I- Action de grâce pour la vie du Vénérable Frère Gabriel Taborin

Dans l’évangile de la présente célébration eucharistique (Lc 10,17-24), le Christ Jésus ayant associé ses disciples à son œuvre de salut, exulte de joie et rend grâce à Dieu son Père qui révèle aux humbles et aux petits, les mystères du Royaume du Royaume : « Père, Seigneur du ciel et de la terre, je proclame ta louange : ce que tu as caché aux sages et aux savants, tu l’as révélé aux tout-petits. » Nous sommes donc invités à entrer dans la joie spirituelle du Christ et à rendre grâce à Dieu, pour son serviteur le Frère Gabriel Taborin dont la vie tout humble et cachée et les œuvres sont les signes d’une âme embrassée par Dieu. En effet, le récit de sa vie nous révèle sa Foi vive, sa piété sincère, sa fermeté inébranlable dans les épreuves, son amour de Dieu, sa grande dévotion à l’Eucharistie et à la Sainte Famille, sa profonde humilité, son zèle ardent et persévérant.

Dans le panorama des vingt Congrégations de Frères fondées en son temps, en France, la sienne est la seule à avoir eu un fondateur qui soit mort Frère. Toutes les autres sont fondées par des prêtres, ou par des laïcs qui sont ensuite ordonnés prêtres, justement pour surmonter les difficultés auxquelles le Frère Gabriel a été affronté. Il a payé de sa personne tout le prix lié à son choix de religieux laïc. Pourtant il meurt “très satisfait”, remettant, sa Congrégation à Dieu: “O Dieu, faites que ce soit votre œuvre et non la mienne”. “Très content” d’être simplement Frère. Le Frère Gabriel proposa ainsi un chemin pour l’annonce de l’Évangile qui ne passe pas par l’apparence ni par la force sociologique des moyens et des rôles, mais par la simplicité d’une présence avec les gens et pour les gens, dans la ligne du service. Toute vocation est un don de Dieu pour le service à la suite du Christ « venu pour servir et donner sa vie en rançon pour la multitude ». (cf. Mt 20, 28). Son existence, tout à fait ordinaire, n’a été qu’une tentative de vivre l’Évangile. Plus que jamais est requise la sobriété dans les paroles. Et si l’on veut découvrir la ”Parole” évangélique qu’il a cherché à dire par toute son existence : c’est sans conteste l’appel à une fraternité universelle.

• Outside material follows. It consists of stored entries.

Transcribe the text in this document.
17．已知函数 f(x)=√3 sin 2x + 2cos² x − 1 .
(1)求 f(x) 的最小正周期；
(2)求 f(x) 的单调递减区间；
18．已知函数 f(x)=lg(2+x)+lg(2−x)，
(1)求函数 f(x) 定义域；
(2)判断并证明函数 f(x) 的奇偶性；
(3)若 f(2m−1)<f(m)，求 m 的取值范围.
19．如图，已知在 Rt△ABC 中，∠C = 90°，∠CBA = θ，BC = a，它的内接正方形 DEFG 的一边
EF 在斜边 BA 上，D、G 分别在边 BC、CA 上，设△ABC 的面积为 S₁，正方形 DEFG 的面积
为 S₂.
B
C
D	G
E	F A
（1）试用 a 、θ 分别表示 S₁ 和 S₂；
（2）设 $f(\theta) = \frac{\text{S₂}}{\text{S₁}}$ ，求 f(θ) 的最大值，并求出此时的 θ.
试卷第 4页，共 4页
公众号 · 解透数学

Cent cinquante (150) ans après sa mort quel héritage laisse-t-il à ses frères et à toute l’Église ? Quel message fort nous lance-t-il pour un renouveau intérieur et pour une avancée significative dans la mission et dans la sainteté ? Le Vénérable Frère Taborin ne laisse pas de discours retentissants, pas un enseignement hautement théologique et savant mais plutôt l’absolue simplicité d’une vie toute donnée au Seigneur. Ne dit-on pas souvent que les paroles sont des nains et les exemples des géants, pour signifier à quel point une vie sainte et attirante, peut plus porter que de vaines paroles ? Cela est en pleine consonance avec ce qu’enseignait Jean-Paul II dans Remptoris Missio : « on est missionnaire par ce qu’on est avant de l’être par ce qu’on dit ou fait. » A la fin de sa vie, le Frère Gabriel se présente comme un homme qui meurt dans la confiance, derrière l’apparente fragilité de ce qu’il a réalisé et des innombrables difficultés qu’il laisse à ses héritiers.

II- Interpellations et héritage spirituel du Frère Taborin à perpétuer dans notre monde

1- Une redécouverte et un témoignage de la spiritualité de Nazareth

Chers frères de la Sainte Famille de Nazareth, votre Père fondateur laisse à vous et à toute l’Église, comme héritage spirituel à faire fructifier, la spiritualité de Nazareth. A Nazareth, on s’aimait, on priait, on travaillait et tout cela à travers une vie humble, simple et cachée dans laquelle a grandit en taille et en sagesse, Jésus Christ le Sauveur du monde.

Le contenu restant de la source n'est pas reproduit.